ーー対談の中では、会場からの意見や質問をリアルタイムに集められるWEBサービス(sli.do)を活用して、お二人がそれらに回答する場面もありました。
会場からの意見・質問(1)
自治体職員の数と質の不足はホントに課題です。国や県では市町村の『わからないこと』を理解できていないので支援できていない現状です。市町村職員を助けてください。また国や県からの調査報告物に市町村が翻弄されています。
林)
これから本当にやっていかなければならないのは、市町村の災害業務を低減できるような情報システムの整備です。集められた情報を都道府県のトップが見て、すぐに意思決定に使えるような仕組みをつくっていかなければなりません。クライアントサーバー型のように、いったん真ん中に情報を集めて末端へ、という発想は変えていかなければいけないだろうと思います。そのなかでフェイクニュースは大きな問題ですが、しっかりスクリーニングして、間違った情報や悪意がある情報を取り除くこともできます。
池上)
作為のあるフェイク情報を見つけることに取り組んでいる団体もありますからね、そういう団体と連携を取り合うなどして、少しでも不安材料を削除したいですよね。
会場からの意見・質問(2)
避難=避難所に行くということではないこと、もっと広めないといけないと思います。避難でなく安全確保がポピュラーになると多義性が和らぎそうです。
林)
これは本当に無駄なこと、みんなのエネルギーを消費していることなので、みなさんもご協力いただきたいですね。安全確保をどうすればできるか、という情報を防災科研も伝えるお手伝いをしています。みなさんにその情報を届けられるようにしたいです。ぜひみなさんも一緒に考えていただければと思います。
池上)
これはメディアにいる人間も心がけないといけないことだと思いますね。
会場からの意見・質問(3)
ISUT(Information Support Team)の情報はなぜ県庁に集約されるのでしょうか?
林)
それは(市町村に)物理的なキャパシティーが少ないからです。市町村の情報は確かに大事です。しかし、これからは市町村の災害対応業務の効率化・省力化になるようにICTを使っていかないといけない。そのためには、ネットワーク化された情報を見えるようにするだけでなく、県庁や国に集約して、市町村へ支援情報として届く仕組みをつくる必要があるんです。
池上)
市町村レベルで高齢者などの情報弱者にどう伝えるかという点では、いま市町村合併により疲弊していて市町村が弱者になっている問題が実はあると思います。特に広域合併した結果、非常に広いエリアを少ない専門家でみなければいけないですね。
林)
市町村合併した時は、中心市街地ではなく、合併した周辺地域で被害が大きくなることが多いですよね。
池上)
そうですよね。だからそういうことも含めて情報の届け方を考えてほしいなと思います。
防災科研の人にはぜひ災害現場に足を運んでほしいと話しをしましたが、さらに市町村との連携というところで言うと、東京やつくばにいるだけでは分からない。過疎地域で広域合併したところがどんな状態になっているかを知った上で、いろんなことを構想して欲しいと思います。
新しい学びを防災研究の未来へ
池上)
最後にひとこと言わせていただきますと、防災科研の方々は自分の好きな研究ができている、その好きな研究がなぜできているのかという原点について考えていただきたいですし、今日は大学の関係者や行政機関の方が大勢いらっしゃいますよね。そういう人たちにとって、世のため人のためってどういうことなんだろうかと。本日の防災科研の発表を見て「こんなところに宝の山があるんだ」ということに今まで気が付かなかったが、今後はそれをどう生かしていくのかってことをぜひ考えていただきたいなと思います。

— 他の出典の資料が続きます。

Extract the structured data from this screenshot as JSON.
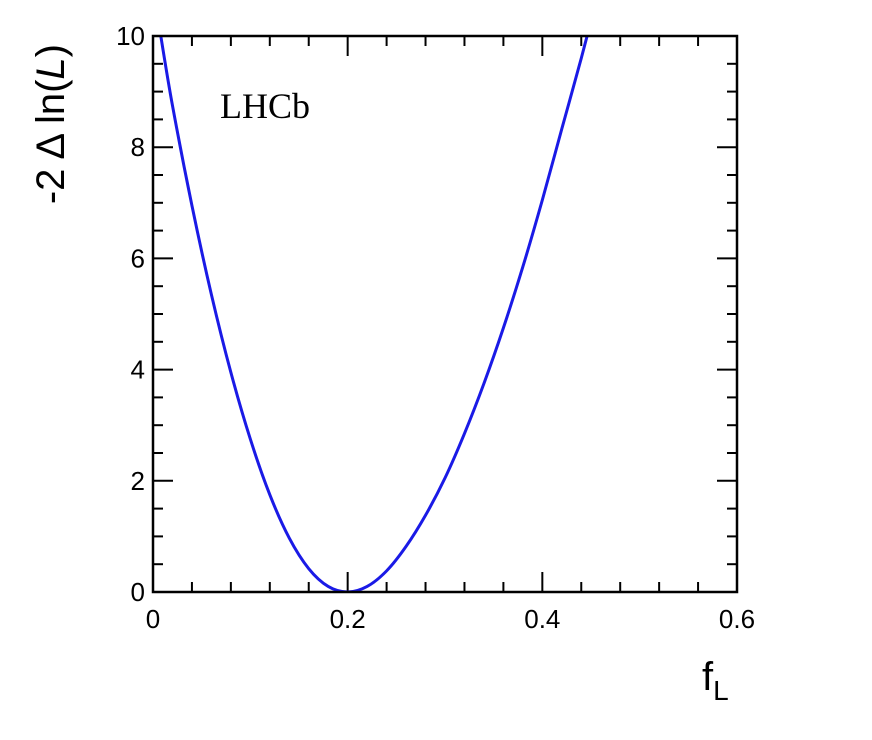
{
  "chart_data": {
    "type": "line",
    "annotation": "LHCb",
    "xlabel": {
      "main": "f",
      "sub": "L"
    },
    "ylabel": {
      "prefix": "-2 Δ ln(",
      "italic": "L",
      "suffix": ")"
    },
    "xlim": [
      0,
      0.6
    ],
    "ylim": [
      0,
      10
    ],
    "x_ticks": [
      0,
      0.2,
      0.4,
      0.6
    ],
    "x_tick_labels": [
      "0",
      "0.2",
      "0.4",
      "0.6"
    ],
    "y_ticks": [
      0,
      2,
      4,
      6,
      8,
      10
    ],
    "y_tick_labels": [
      "0",
      "2",
      "4",
      "6",
      "8",
      "10"
    ],
    "grid": false,
    "series": [
      {
        "color": "#1a1ae6",
        "x": [
          0.008,
          0.02,
          0.04,
          0.06,
          0.08,
          0.1,
          0.12,
          0.14,
          0.16,
          0.18,
          0.2,
          0.22,
          0.24,
          0.26,
          0.28,
          0.3,
          0.32,
          0.34,
          0.36,
          0.38,
          0.4,
          0.42,
          0.44,
          0.46,
          0.468
        ],
        "y": [
          10.0,
          8.75,
          6.95,
          5.35,
          3.95,
          2.75,
          1.75,
          0.97,
          0.42,
          0.1,
          0.0,
          0.1,
          0.38,
          0.82,
          1.38,
          2.05,
          2.85,
          3.75,
          4.75,
          5.85,
          7.05,
          8.33,
          9.6,
          10.95,
          11.5
        ]
      }
    ]
  }
}
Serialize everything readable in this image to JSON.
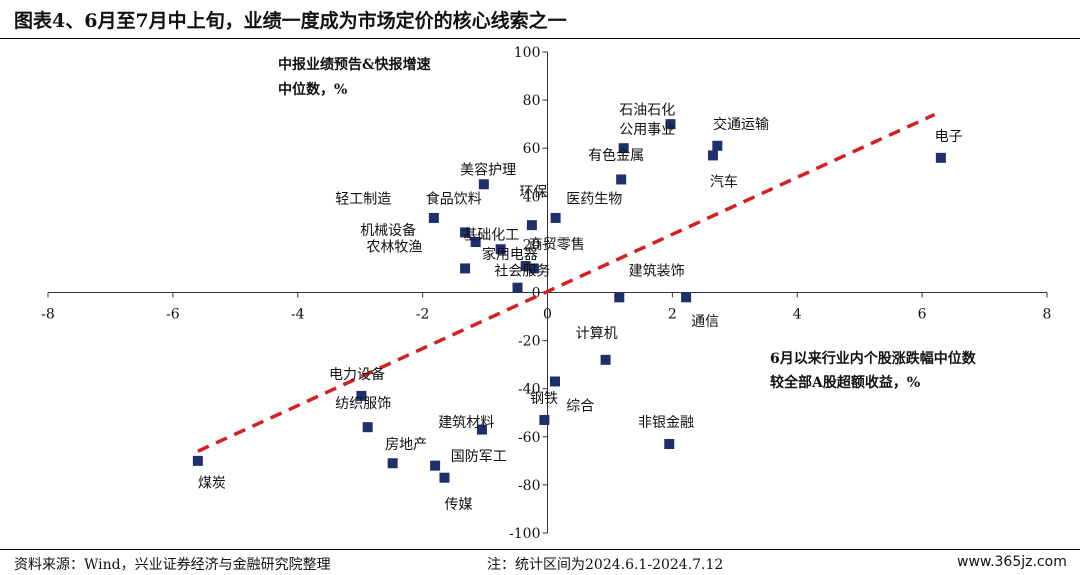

私は私で「こんな研究があるんだ」と学びになりましたから、今後大きな災害が起きた時に、私は視聴者に向かって何を言えばいいのかっていうことを非常に考えさせられました。これをきっかけに、みなさんにもそれぞれ考えていただければと思います。
林)
池上さん、本日はありがとうございました。さらに防災力を上げていくためには、防災情報プロダクツを介した双方向のコミュニケーションが必須だと思いますし、その品質の向上・プロダクツの多様化について、今後も努力をしてまいりたいと思っていますので、引き続き防災科研へのご支援を賜れればと思います。